3. Nadere gemeenschappelijke regelgeving is gewenst, onder meer om de kwaliteit van het optreden van de werkers te bewaken en om rechtsonzekerheid, rechtsongelijkheid en allerlei gelegenheidsrecht te voorkomen.
4. In eerste instantie zal men in de afzonderlijke gemeenten het aanstellen van een kerkelijk werker wel als een welkome oplossing voor een tekort aan menskracht ervaren. Als we echter de zaak in breder perspectief en voor de langere termijn bekijken — in het bijzonder in de verhouding tot het ‘gewone’ ambtelijke werk en het bestaande ambtenpatroon — dan rijzen er diverse vragen. Naarmate er in de kerken meer kerkelijk werkers worden aangesteld, krijgt het meer urgentie over die vragen een gezamenlijke bezinning op generaal niveau te starten.
5. Gezien de besluitvorming ter generale synode van 1999 en gezien de complexiteit van de materie hebben deputaten in deze fase niet meer kunnen doen dan de problematiek van de verhouding tot de ambten signaleren als een belangrijk te bestuderen punt.

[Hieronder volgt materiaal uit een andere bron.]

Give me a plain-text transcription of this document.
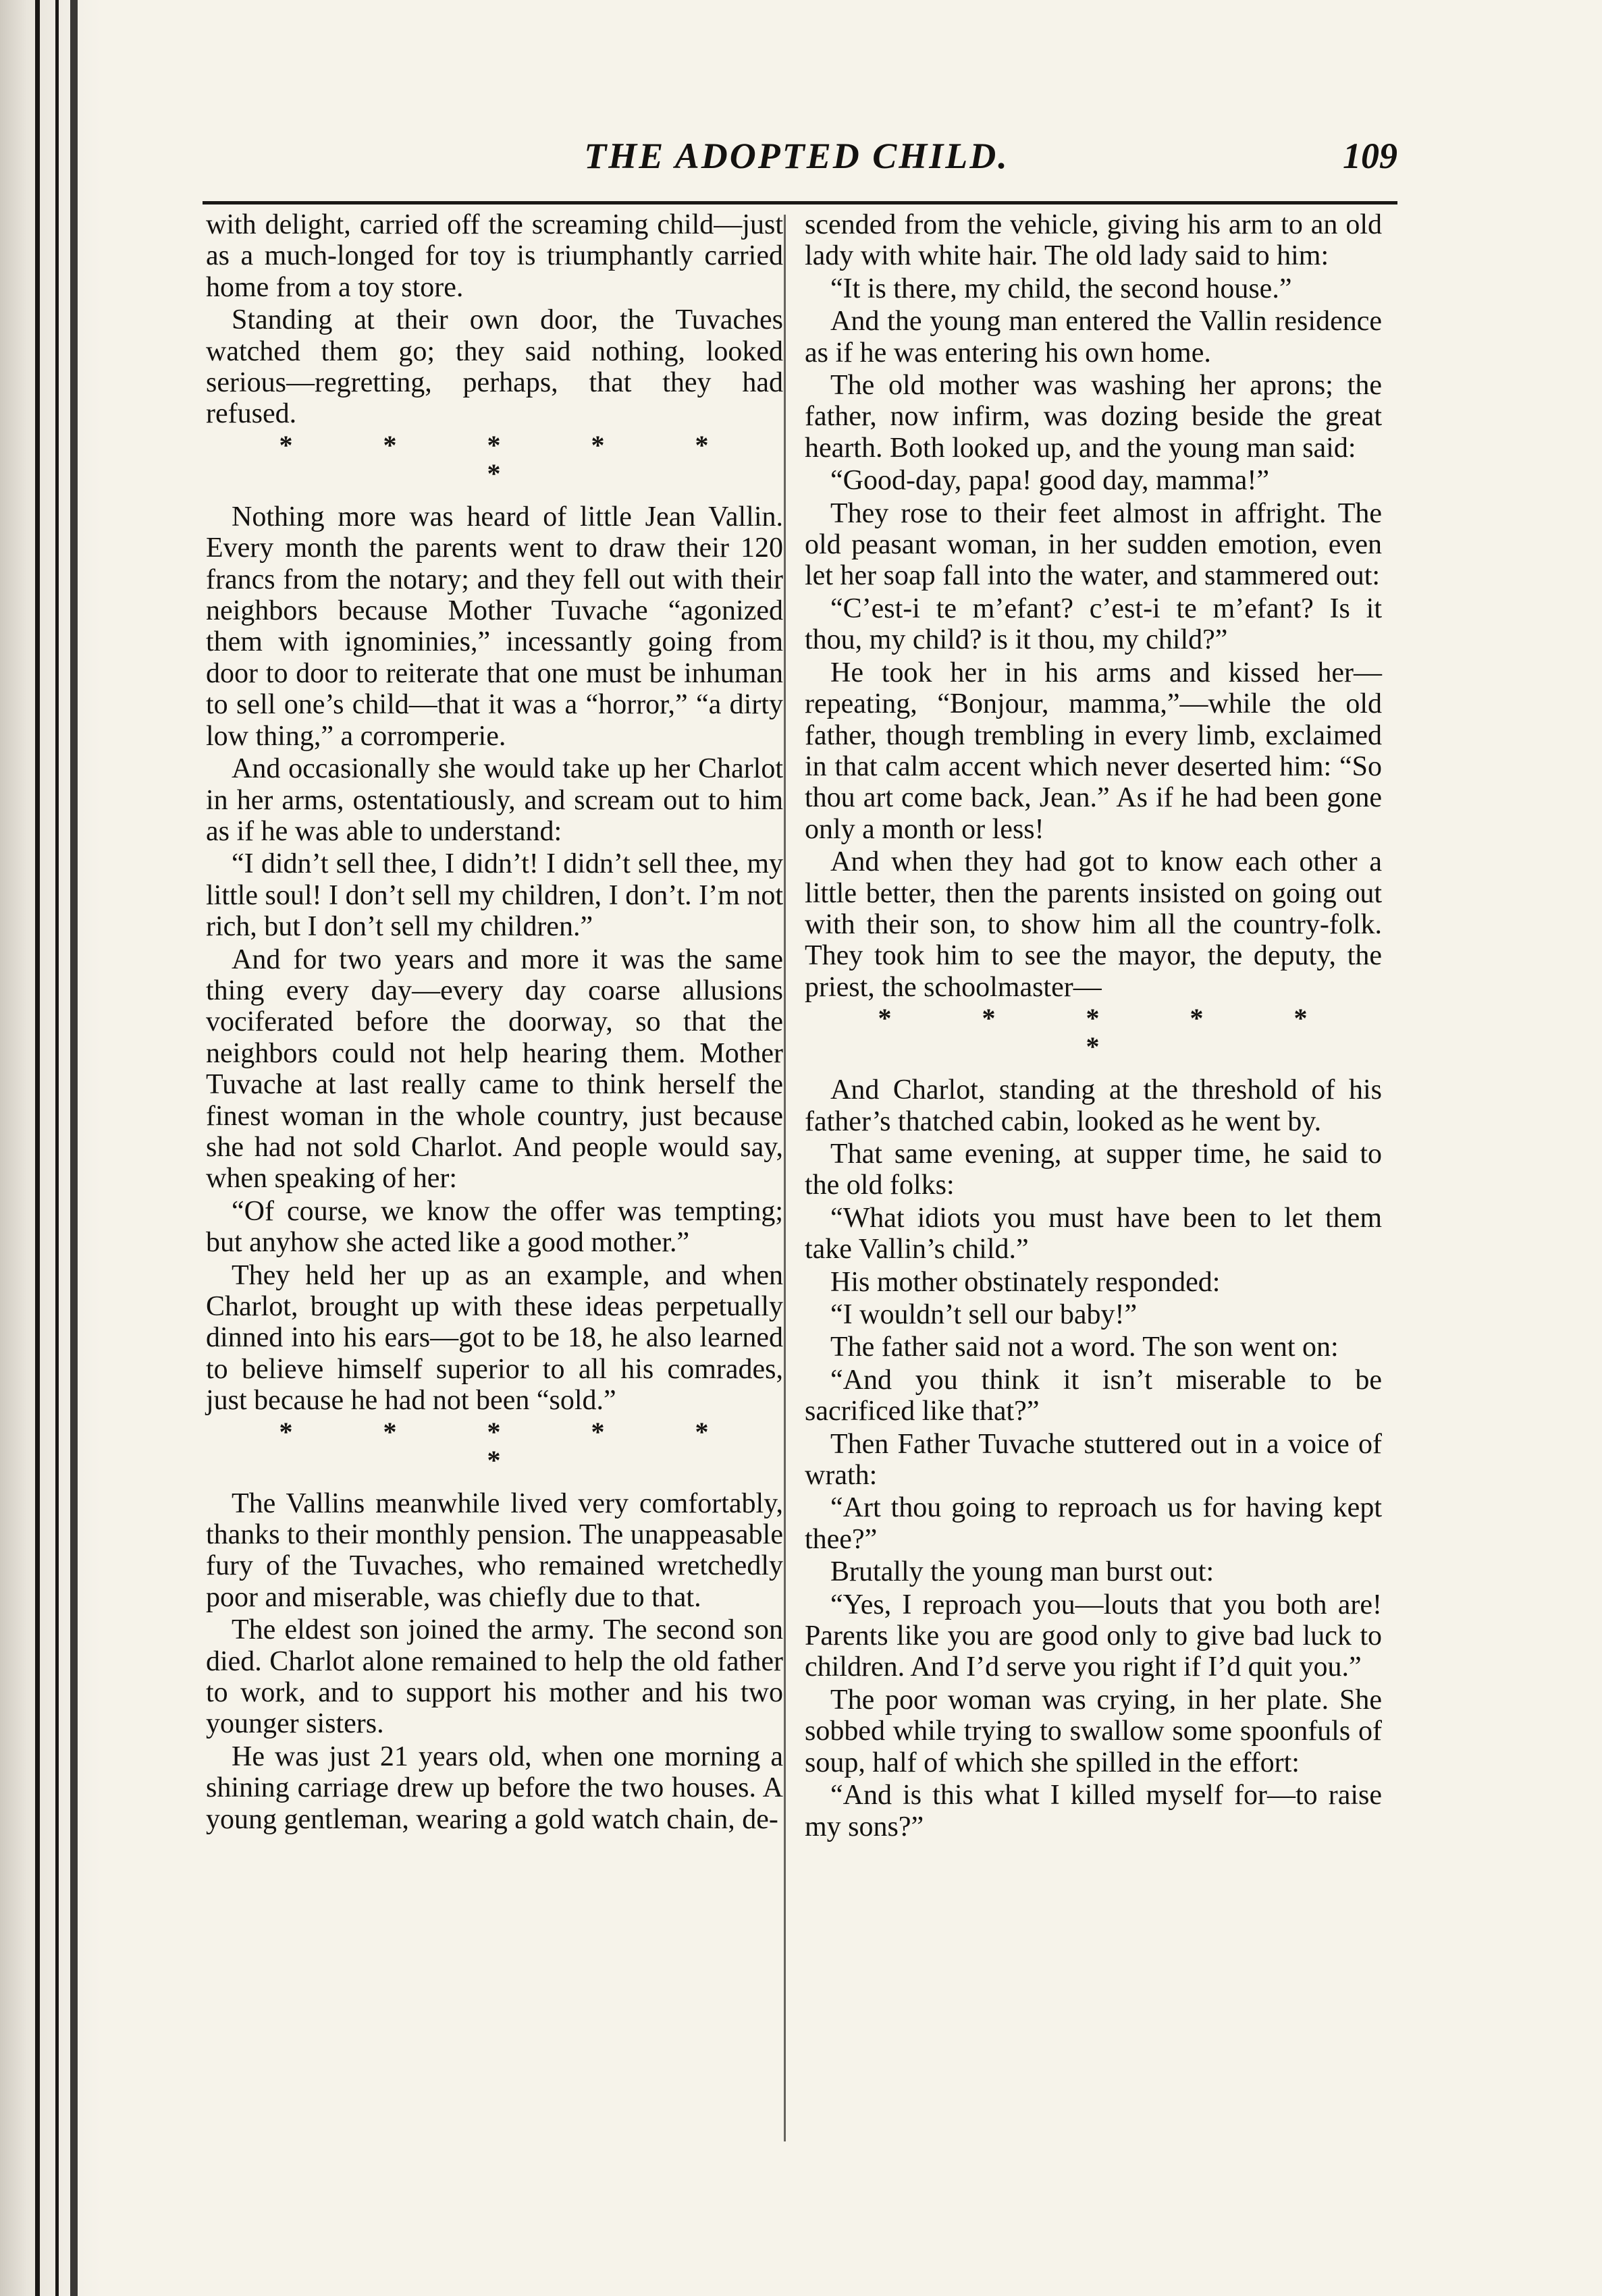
THE ADOPTED CHILD.	109

with delight, carried off the screaming child—just as a much-longed for toy is triumphantly carried home from a toy store.

Standing at their own door, the Tuvaches watched them go; they said nothing, looked serious—regretting, perhaps, that they had refused.

* * * * * *

Nothing more was heard of little Jean Vallin. Every month the parents went to draw their 120 francs from the notary; and they fell out with their neighbors because Mother Tuvache “agonized them with ignominies,” incessantly going from door to door to reiterate that one must be inhuman to sell one’s child—that it was a “horror,” “a dirty low thing,” a corromperie.

And occasionally she would take up her Charlot in her arms, ostentatiously, and scream out to him as if he was able to understand:

“I didn’t sell thee, I didn’t! I didn’t sell thee, my little soul! I don’t sell my children, I don’t. I’m not rich, but I don’t sell my children.”

And for two years and more it was the same thing every day—every day coarse allusions vociferated before the doorway, so that the neighbors could not help hearing them. Mother Tuvache at last really came to think herself the finest woman in the whole country, just because she had not sold Charlot. And people would say, when speaking of her:

“Of course, we know the offer was tempting; but anyhow she acted like a good mother.”

They held her up as an example, and when Charlot, brought up with these ideas perpetually dinned into his ears—got to be 18, he also learned to believe himself superior to all his comrades, just because he had not been “sold.”

* * * * * *

The Vallins meanwhile lived very comfortably, thanks to their monthly pension. The unappeasable fury of the Tuvaches, who remained wretchedly poor and miserable, was chiefly due to that.

The eldest son joined the army. The second son died. Charlot alone remained to help the old father to work, and to support his mother and his two younger sisters.

He was just 21 years old, when one morning a shining carriage drew up before the two houses. A young gentleman, wearing a gold watch chain, de-

scended from the vehicle, giving his arm to an old lady with white hair. The old lady said to him:

“It is there, my child, the second house.”

And the young man entered the Vallin residence as if he was entering his own home.

The old mother was washing her aprons; the father, now infirm, was dozing beside the great hearth. Both looked up, and the young man said:

“Good-day, papa! good day, mamma!”

They rose to their feet almost in affright. The old peasant woman, in her sudden emotion, even let her soap fall into the water, and stammered out:

“C’est-i te m’efant? c’est-i te m’efant? Is it thou, my child? is it thou, my child?”

He took her in his arms and kissed her—repeating, “Bonjour, mamma,”—while the old father, though trembling in every limb, exclaimed in that calm accent which never deserted him: “So thou art come back, Jean.” As if he had been gone only a month or less!

And when they had got to know each other a little better, then the parents insisted on going out with their son, to show him all the country-folk. They took him to see the mayor, the deputy, the priest, the schoolmaster—

* * * * * *

And Charlot, standing at the threshold of his father’s thatched cabin, looked as he went by.

That same evening, at supper time, he said to the old folks:

“What idiots you must have been to let them take Vallin’s child.”

His mother obstinately responded:

“I wouldn’t sell our baby!”

The father said not a word. The son went on:

“And you think it isn’t miserable to be sacrificed like that?”

Then Father Tuvache stuttered out in a voice of wrath:

“Art thou going to reproach us for having kept thee?”

Brutally the young man burst out:

“Yes, I reproach you—louts that you both are! Parents like you are good only to give bad luck to children. And I’d serve you right if I’d quit you.”

The poor woman was crying, in her plate. She sobbed while trying to swallow some spoonfuls of soup, half of which she spilled in the effort:

“And is this what I killed myself for—to raise my sons?”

Het besluit dat de synode neemt, houdt in:
1. Zij wenst dat op generaal niveau een gezamenlijke bezinning op gang komt op de verhouding tussen de ambten in de gemeente alsmede roeping en taken van gemeenteleden enerzijds en het functioneren van professionele kerkelijk werkers anderzijds;
2. Zij wenst dat op korte termijn handreikingen komen voor kerkenraden die besloten hebben of besluiten tot de aanstelling van kerkelijk werkers;
3. Deputaten kerkrecht en kerkorde krijgen de opdracht:
a. voor de toekomst verdere bezinning te (laten) doen en beleid te ontwikkelen ten aanzien van de vragen rond de verhouding van kerkelijk werkers en ambtsdragers;
b. als deze bezinning daartoe aanleiding geeft handreikingen op te stellen voor de plaatselijke kerken;
c. de volgende generale synode te dienen met een voorstel ten aanzien van wat als generaal-synodale regelgeving zou moeten worden aanvaard.

|168|

III.7.3.3. De synode van 2005: rapport deputaten kerkrecht en kerkorde179

De synode Amersfoort 2005 bespreekt in haar juni-vergadering het gedeelte van het rapport van de deputaten kerkrecht en kerkorde dat betrekking heeft op de kerkelijk werker (hoofdstuk 17). Het rapport is het resultaat van de opdracht die de generale synode Zuidhorn 2002-2003 heeft verstrekt.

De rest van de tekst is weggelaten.